September in the Garden

September 11th, 2008 by david laferney Leave a reply »

September in the Vegetable Garden

  • Plant Garlic now to harvest next summer – buy bulbs right from the grocery store, divide them into cloves and plant 2″ deep and about 7 inches apart (intensive) with the pointy end up.
  • Plant Spinach now for fall harvest – you may have to use cloches or row covers in a few weeks depending upon your zone to extend the harvest.
  • This is also a good time to plant horseradish roots (straight from your grocers shelf) for harvest next fall (and ever after – it’s a persistent perennial) but consider planting in a plastic laundry basket or other large container sunk into the ground (with drain holes of course) to keep it from becoming invasive.
  • Plant turnips as a winter cover crop that will also yield greens and turnip roots.
  • Plant crimson clover as a green manure/cover crop to turn under or cut for compost next spring.
  • Plant lettuce and other salad greens either to be covered later to extend harvest or in containers to take into a sunny window for winter greens.
  • Stockpile grass clippings for making autumn compost when leaves start to fall.
  • Use up any finished spring compost that you still have.
  • Clean up crop residues and generally clean up the garden as summer crops finish up.
  • Plan to prepare ground soon for mid winter planting (spinach in February, snow peas in March for example) while it can still be worked.
  • Apply lime.
  • Enjoy those last tomatoes – it’s gonna be a long time before next year’s crop.

September Lawn care

  • Spread lime if needed
  • Broadcast seed – early September is the best time for sowing cool season grasses like fescue or blue grass.
  • Consider adding white Dutch clover (or other small clover) to your lawn seed.

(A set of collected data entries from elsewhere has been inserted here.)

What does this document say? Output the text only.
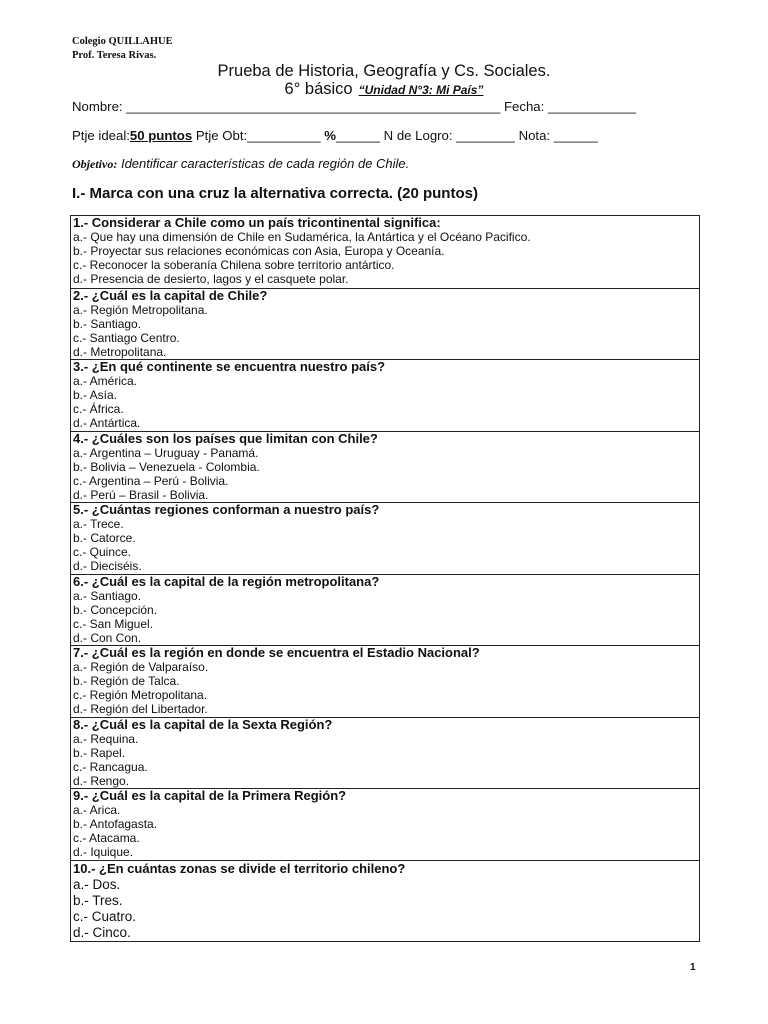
Colegio QUILLAHUE
Prof. Teresa Rivas.
Prueba de Historia, Geografía y Cs. Sociales.
6° básico “Unidad N°3: Mi País”
Nombre: ___________________________________________________ Fecha: ____________
Ptje ideal:50 puntos Ptje Obt:__________ %______ N de Logro: ________ Nota: ______
Objetivo: Identificar características de cada región de Chile.
I.- Marca con una cruz la alternativa correcta. (20 puntos)
1.- Considerar a Chile como un país tricontinental significa:
a.- Que hay una dimensión de Chile en Sudamérica, la Antártica y el Océano Pacifico.
b.- Proyectar sus relaciones económicas con Asia, Europa y Oceanía.
c.- Reconocer la soberanía Chilena sobre territorio antártico.
d.- Presencia de desierto, lagos y el casquete polar.

2.- ¿Cuál es la capital de Chile?
a.- Región Metropolitana.
b.- Santiago.
c.- Santiago Centro.
d.- Metropolitana.

3.- ¿En qué continente se encuentra nuestro país?
a.- América.
b.- Asía.
c.- África.
d.- Antártica.

4.- ¿Cuáles son los países que limitan con Chile?
a.- Argentina – Uruguay - Panamá.
b.- Bolivia – Venezuela - Colombia.
c.- Argentina – Perú - Bolivia.
d.- Perú – Brasil - Bolivia.

5.- ¿Cuántas regiones conforman a nuestro país?
a.- Trece.
b.- Catorce.
c.- Quince.
d.- Dieciséis.

6.- ¿Cuál es la capital de la región metropolitana?
a.- Santiago.
b.- Concepción.
c.- San Miguel.
d.- Con Con.

7.- ¿Cuál es la región en donde se encuentra el Estadio Nacional?
a.- Región de Valparaíso.
b.- Región de Talca.
c.- Región Metropolitana.
d.- Región del Libertador.

8.- ¿Cuál es la capital de la Sexta Región?
a.- Requina.
b.- Rapel.
c.- Rancagua.
d.- Rengo.

9.- ¿Cuál es la capital de la Primera Región?
a.- Arica.
b.- Antofagasta.
c.- Atacama.
d.- Iquique.

10.- ¿En cuántas zonas se divide el territorio chileno?
a.- Dos.
b.- Tres.
c.- Cuatro.
d.- Cinco.
1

Clover is good for the soil – birds love it, bees love it, deer love it (which may be good or bad according to how you feel about deer) and it makes great compost – drawbacks are that it is somewhat invasive (nothing like Bermuda grass though) and your neighbors will think you’re nuts if they find out.
  • Aerate if you get a chance after a soaking rain when the ground is softened.
  • Fertilize very lightly if at all.